Letters to the Editor

Says better to spend to prevent crime

In the mid ‘70s I worked for four years as a physician assistant in the Seattle city and King County jails.

Most of my job was to treat drug and alcohol withdrawal, psychosis and trauma (people seemed to fall down on their way to jail). It wasn’t long before I realized that roughly 70 percent of the inmates shouldn’t be in jail and that the recidivism rate was also around 70 percent. I went to the University of Washington studying psychology and sociology in an attempt to find out why jails don’t work and after much research I believe:

1) No research has been able to demonstrate a positive link between a higher rate of imprisonment and a reduced crime rate.

2) The less effective the prisons are in reducing crime, the higher the demand for more imprisonment.

3). Being “tough on crime” is a precondition for election to public office so officials build bigger jails.

4. Jails are an excellent school for teaching people how to be a criminal.

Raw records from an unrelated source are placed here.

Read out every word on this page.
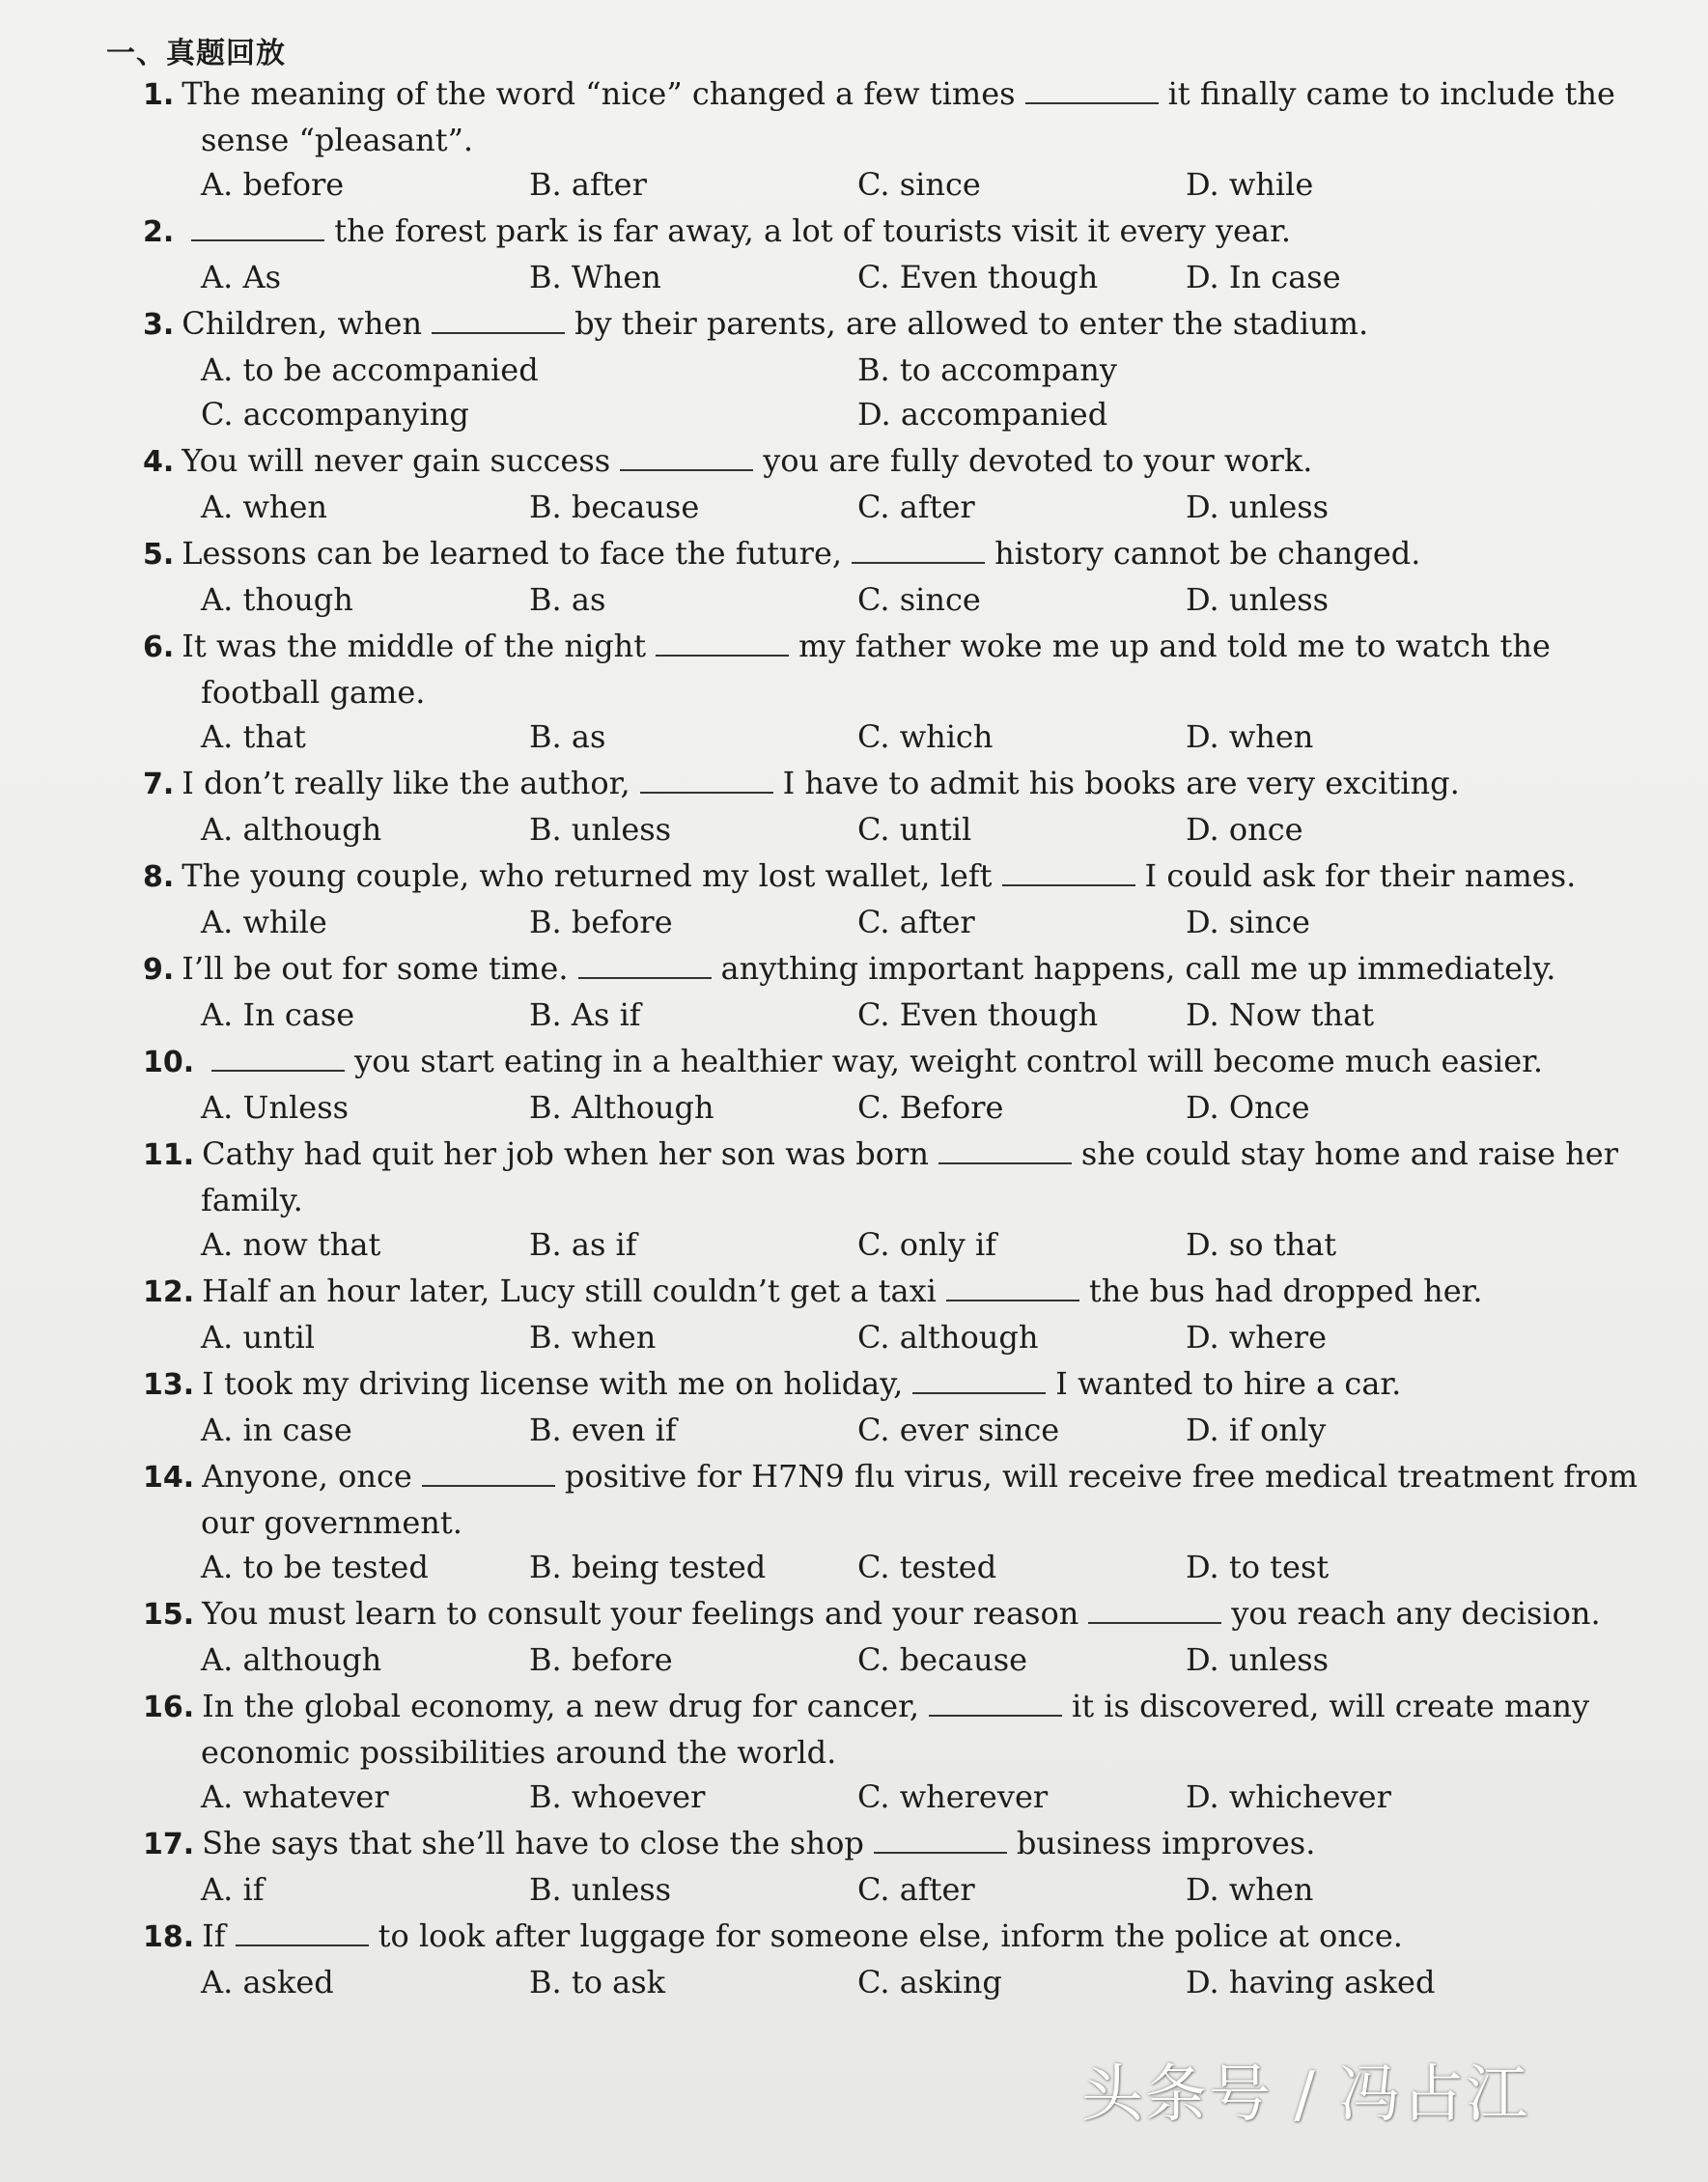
一、真题回放
1. The meaning of the word “nice” changed a few times	it finally came to include the
sense “pleasant”.
A. before	B. after	C. since	D. while
2.	the forest park is far away, a lot of tourists visit it every year.
A. As	B. When	C. Even though	D. In case
3. Children, when	by their parents, are allowed to enter the stadium.
A. to be accompanied	B. to accompany
C. accompanying	D. accompanied
4. You will never gain success	you are fully devoted to your work.
A. when	B. because	C. after	D. unless
5. Lessons can be learned to face the future,	history cannot be changed.
A. though	B. as	C. since	D. unless
6. It was the middle of the night	my father woke me up and told me to watch the
football game.
A. that	B. as	C. which	D. when
7. I don’t really like the author,	I have to admit his books are very exciting.
A. although	B. unless	C. until	D. once
8. The young couple, who returned my lost wallet, left	I could ask for their names.
A. while	B. before	C. after	D. since
9. I’ll be out for some time.	anything important happens, call me up immediately.
A. In case	B. As if	C. Even though	D. Now that
10.	you start eating in a healthier way, weight control will become much easier.
A. Unless	B. Although	C. Before	D. Once
11. Cathy had quit her job when her son was born	she could stay home and raise her
family.
A. now that	B. as if	C. only if	D. so that
12. Half an hour later, Lucy still couldn’t get a taxi	the bus had dropped her.
A. until	B. when	C. although	D. where
13. I took my driving license with me on holiday,	I wanted to hire a car.
A. in case	B. even if	C. ever since	D. if only
14. Anyone, once	positive for H7N9 flu virus, will receive free medical treatment from
our government.
A. to be tested	B. being tested	C. tested	D. to test
15. You must learn to consult your feelings and your reason	you reach any decision.
A. although	B. before	C. because	D. unless
16. In the global economy, a new drug for cancer,	it is discovered, will create many
economic possibilities around the world.
A. whatever	B. whoever	C. wherever	D. whichever
17. She says that she’ll have to close the shop	business improves.
A. if	B. unless	C. after	D. when
18. If	to look after luggage for someone else, inform the police at once.
A. asked	B. to ask	C. asking	D. having asked
头条号 / 冯占江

5) The only positive function of a jail is to keep dangerous persons off the street.

So I felt duplicitous when I helped design the medical facility for the new King County Jail; a jail that was quickly too full.

Jails are for incapacitating the most harmful offenders and don’t work as a form of punishment. We need to cease using jails as a form of punishment and spend the money on education and social programs to prevent crime.